This Science News report, When Networks Network (1), hints at humanity’s gradual cognitive slide toward a small ‘t’ Taoist point of view. I say slide, rather than climb, because humanity’s great climbing phases eventually reach dead ends, in a manner of speaking, followed by a slide back to reality. This endeavor, along with quantum theory, nudges the secular towards the spiritual in a wonderfully non-sectarian way.
I can’t help but feel that science will end up with a ‘taoist’ worldview as its Great Unifying Principle. Don’t hold your breath though; it may take many millenniums. Of course, by then it won’t be called ‘Taoist’, for that word probably carries too much secular baggage. Heck, the word now may even carry too much baggage for true ‘taoist’. It would for me, if I actually cared that much.
Seeing what appears to be separate as an interconnected whole essentially, is the Taoist principle of profound sameness. Correlations can also pull the mind toward that seamless whole. The networks of networks view reminds me of chapter 47…

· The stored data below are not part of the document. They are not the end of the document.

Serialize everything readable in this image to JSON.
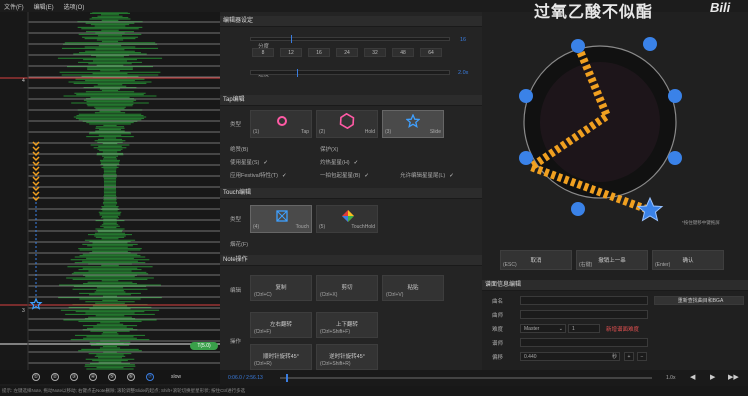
{
  "menu": [
    "文件(F)",
    "编辑(E)",
    "选项(O)"
  ],
  "timeline": {
    "marker_top": "4",
    "marker_bottom": "3",
    "badge": "T(5.0)",
    "toolbar_buttons": [
      "①",
      "②",
      "③",
      "④",
      "⑤",
      "⑥",
      "⑦"
    ],
    "mode_icon": "slow"
  },
  "editor_settings": {
    "title": "编辑器设定",
    "division_label": "分度",
    "division_value": "16",
    "division_ticks": [
      "8",
      "12",
      "16",
      "24",
      "32",
      "48",
      "64"
    ],
    "speed_label": "速度",
    "speed_value": "2.0x"
  },
  "tap": {
    "title": "Tap编辑",
    "type_label": "类型",
    "types": [
      {
        "key": "(1)",
        "name": "Tap"
      },
      {
        "key": "(2)",
        "name": "Hold"
      },
      {
        "key": "(3)",
        "name": "Slide"
      }
    ],
    "checks": [
      {
        "label": "绝赞(B)",
        "checked": ""
      },
      {
        "label": "保护(X)",
        "checked": ""
      },
      {
        "label": "使用星星(S)",
        "checked": "✓"
      },
      {
        "label": "灼热星星(H)",
        "checked": "✓"
      },
      {
        "label": "应用Festival特性(T)",
        "checked": "✓"
      },
      {
        "label": "一拍包起星星(B)",
        "checked": "✓"
      },
      {
        "label": "允许编辑星星尾(L)",
        "checked": "✓"
      }
    ]
  },
  "touch": {
    "title": "Touch编辑",
    "type_label": "类型",
    "types": [
      {
        "key": "(4)",
        "name": "Touch"
      },
      {
        "key": "(5)",
        "name": "TouchHold"
      }
    ],
    "firework_label": "烟花(F)"
  },
  "note_ops": {
    "title": "Note操作",
    "edit_label": "编辑",
    "rotate_label": "操作",
    "buttons": [
      {
        "name": "复制",
        "key": "(Ctrl+C)"
      },
      {
        "name": "剪切",
        "key": "(Ctrl+X)"
      },
      {
        "name": "粘贴",
        "key": "(Ctrl+V)"
      },
      {
        "name": "左右翻转",
        "key": "(Ctrl+F)"
      },
      {
        "name": "上下翻转",
        "key": "(Ctrl+Shift+F)"
      },
      {
        "name": "顺时针旋转45°",
        "key": "(Ctrl+R)"
      },
      {
        "name": "逆时针旋转45°",
        "key": "(Ctrl+Shift+R)"
      }
    ]
  },
  "preview": {
    "title_text": "过氧乙酸不似酯",
    "corner_logo": "Bili",
    "hint": "*按住键移中键拖屏"
  },
  "action_buttons": [
    {
      "name": "取消",
      "key": "(ESC)"
    },
    {
      "name": "撤销上一串",
      "key": "(右键)"
    },
    {
      "name": "确认",
      "key": "(Enter)"
    }
  ],
  "chart_info": {
    "title": "谱面信息编辑",
    "title_label": "曲名",
    "artist_label": "曲师",
    "difficulty_label": "难度",
    "difficulty_value": "Master",
    "level_value": "1",
    "designer_label": "谱师",
    "offset_label": "偏移",
    "offset_value": "0.440",
    "offset_unit": "秒",
    "bga_button": "重新查找曲目和BGA",
    "highlight_text": "新增谱面难度"
  },
  "playback": {
    "time": "0:06.0 / 2:56.13"
  },
  "status_text": "提示: 左键选择Note, 拖动Note以移动; 右键点击Note删除; 滚轮调整Slide的起点; Shift+滚轮切换星星形状; 按住Ctrl进行多选",
  "colors": {
    "accent": "#3a7de0",
    "wave": "#2aa83a",
    "slide_arrow": "#f0a020"
  }
}
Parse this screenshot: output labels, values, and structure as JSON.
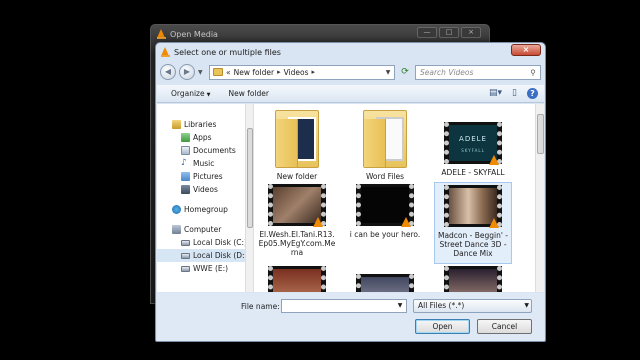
{
  "background_window": {
    "title": "Open Media",
    "controls": [
      "—",
      "□",
      "×"
    ]
  },
  "dialog": {
    "title": "Select one or multiple files",
    "close_label": "×"
  },
  "address_bar": {
    "segments": [
      "«",
      "New folder",
      "▸",
      "Videos",
      "▸"
    ],
    "search_placeholder": "Search Videos"
  },
  "toolbar": {
    "organize": "Organize",
    "new_folder": "New folder"
  },
  "nav": {
    "libraries": "Libraries",
    "apps": "Apps",
    "documents": "Documents",
    "music": "Music",
    "pictures": "Pictures",
    "videos": "Videos",
    "homegroup": "Homegroup",
    "computer": "Computer",
    "local_c": "Local Disk (C:)",
    "local_d": "Local Disk  (D:)",
    "wwe": "WWE (E:)"
  },
  "files": [
    {
      "name": "New folder",
      "type": "folder"
    },
    {
      "name": "Word Files",
      "type": "folder"
    },
    {
      "name": "ADELE - SKYFALL",
      "type": "video",
      "thumb_text": "ADELE",
      "thumb_sub": "SKYFALL"
    },
    {
      "name": "El.Wesh.El.Tani.R13.Ep05.MyEgY.com.Merna",
      "type": "video"
    },
    {
      "name": "i can be your hero.",
      "type": "video"
    },
    {
      "name": "Madcon - Beggin' - Street Dance 3D - Dance Mix",
      "type": "video"
    }
  ],
  "bottom": {
    "file_name_label": "File name:",
    "file_name_value": "",
    "filter": "All Files (*.*)",
    "open": "Open",
    "cancel": "Cancel"
  }
}
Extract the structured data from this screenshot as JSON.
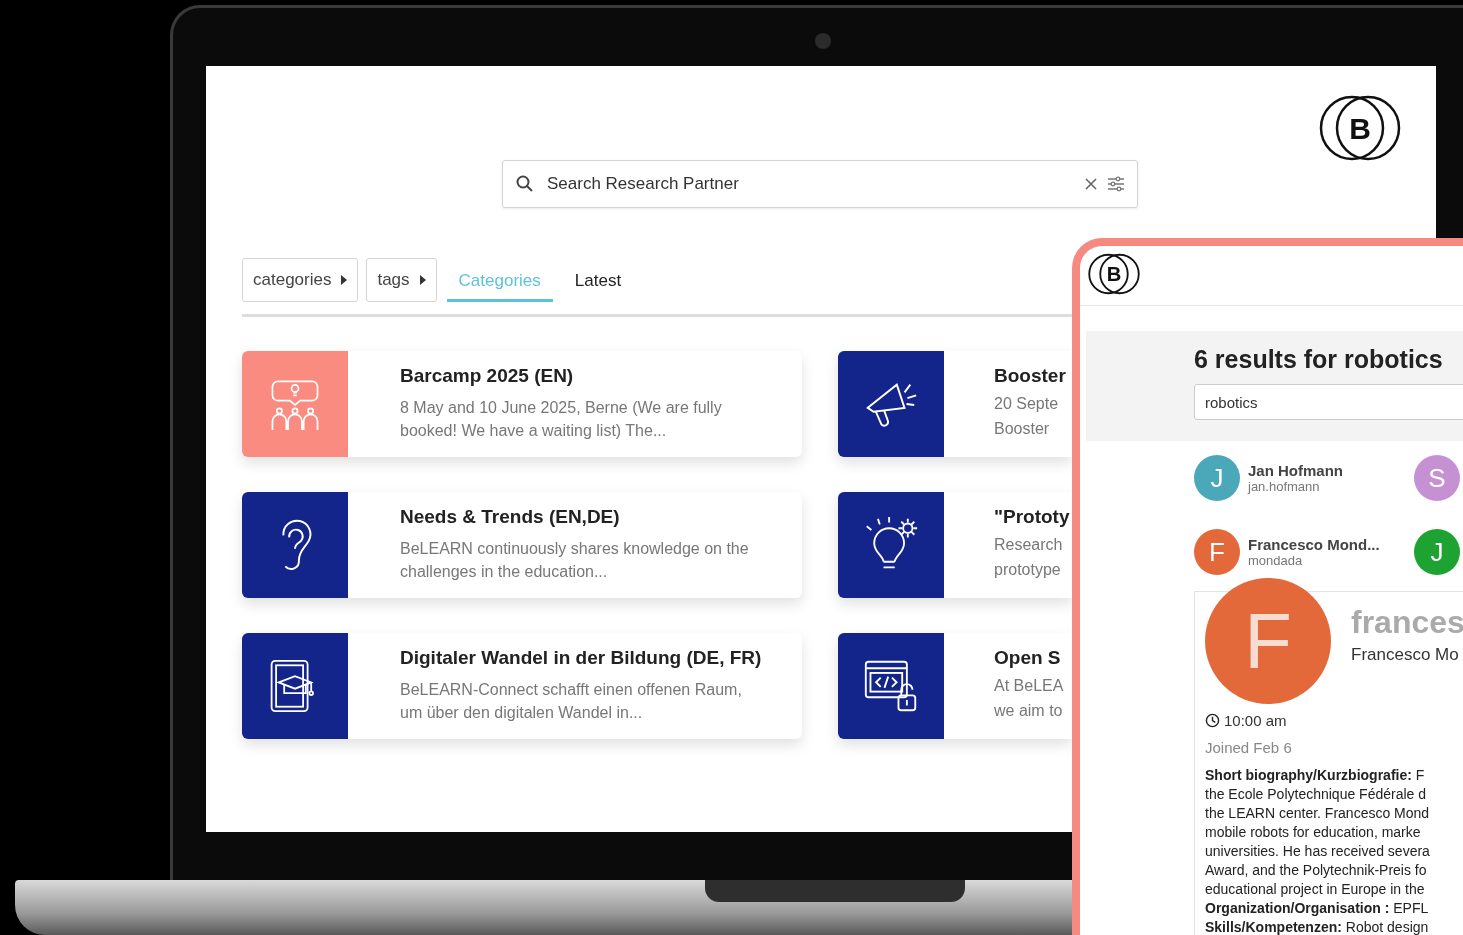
{
  "laptop": {
    "logo": "B",
    "search": {
      "placeholder": "Search Research Partner"
    },
    "filters": [
      {
        "label": "categories"
      },
      {
        "label": "tags"
      }
    ],
    "tabs": [
      {
        "label": "Categories",
        "selected": true
      },
      {
        "label": "Latest",
        "selected": false
      }
    ],
    "left_cards": [
      {
        "title": "Barcamp 2025 (EN)",
        "description": "8 May and 10 June 2025, Berne (We are fully booked! We have a waiting list) The...",
        "color": "#f98b80"
      },
      {
        "title": "Needs & Trends (EN,DE)",
        "description": "BeLEARN continuously shares knowledge on the challenges in the education...",
        "color": "#13258a"
      },
      {
        "title": "Digitaler Wandel in der Bildung (DE, FR)",
        "description": "BeLEARN-Connect schafft einen offenen Raum, um über den digitalen Wandel in...",
        "color": "#13258a"
      }
    ],
    "right_cards": [
      {
        "title": "Booster",
        "description_lines": [
          "20 Septe",
          "Booster"
        ],
        "color": "#13258a"
      },
      {
        "title": "\"Prototy",
        "description_lines": [
          "Research",
          "prototype"
        ],
        "color": "#13258a"
      },
      {
        "title": "Open S",
        "description_lines": [
          "At BeLEA",
          "we aim to"
        ],
        "color": "#13258a"
      }
    ]
  },
  "phone": {
    "logo": "B",
    "heading": "6 results for robotics",
    "search": {
      "value": "robotics"
    },
    "people": [
      {
        "initial": "J",
        "name": "Jan Hofmann",
        "username": "jan.hofmann",
        "color": "#4aa8b9"
      },
      {
        "initial": "S",
        "color": "#c691d3"
      },
      {
        "initial": "F",
        "name": "Francesco Mond...",
        "username": "mondada",
        "color": "#e3693a"
      },
      {
        "initial": "J",
        "color": "#1ea332"
      }
    ],
    "profile": {
      "initial": "F",
      "color": "#e3693a",
      "handle": "frances",
      "name": "Francesco Mo",
      "time": "10:00 am",
      "joined": "Joined Feb 6",
      "bio_lines": [
        "**Short biography/Kurzbiografie:** F",
        "the Ecole Polytechnique Fédérale d",
        "the LEARN center. Francesco Mond",
        "mobile robots for education, marke",
        "universities. He has received severa",
        "Award, and the Polytechnik-Preis fo",
        "educational project in Europe in the",
        "**Organization/Organisation :** EPFL",
        "**Skills/Kompetenzen:** Robot design"
      ]
    }
  }
}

Seeing Nature’s way doesn’t mean that you know all the bits and pieces, mind you. Knowing the process is the key. Rain offers us a good example. Without knowing the water cycle, one might think that rain comes from the rain gods that live up in those puffy white pillows in the sky. By knowing the water cycle, I can sense the natural flow of ‘Nature’s way’: it evaporates from a warm ocean, it rises, wind blows it, it cools, it condenses and falls upon my head. No, I don’t know the history of any particular drop of water that wets my head, but in knowing the process, I ‘need not look out the window’.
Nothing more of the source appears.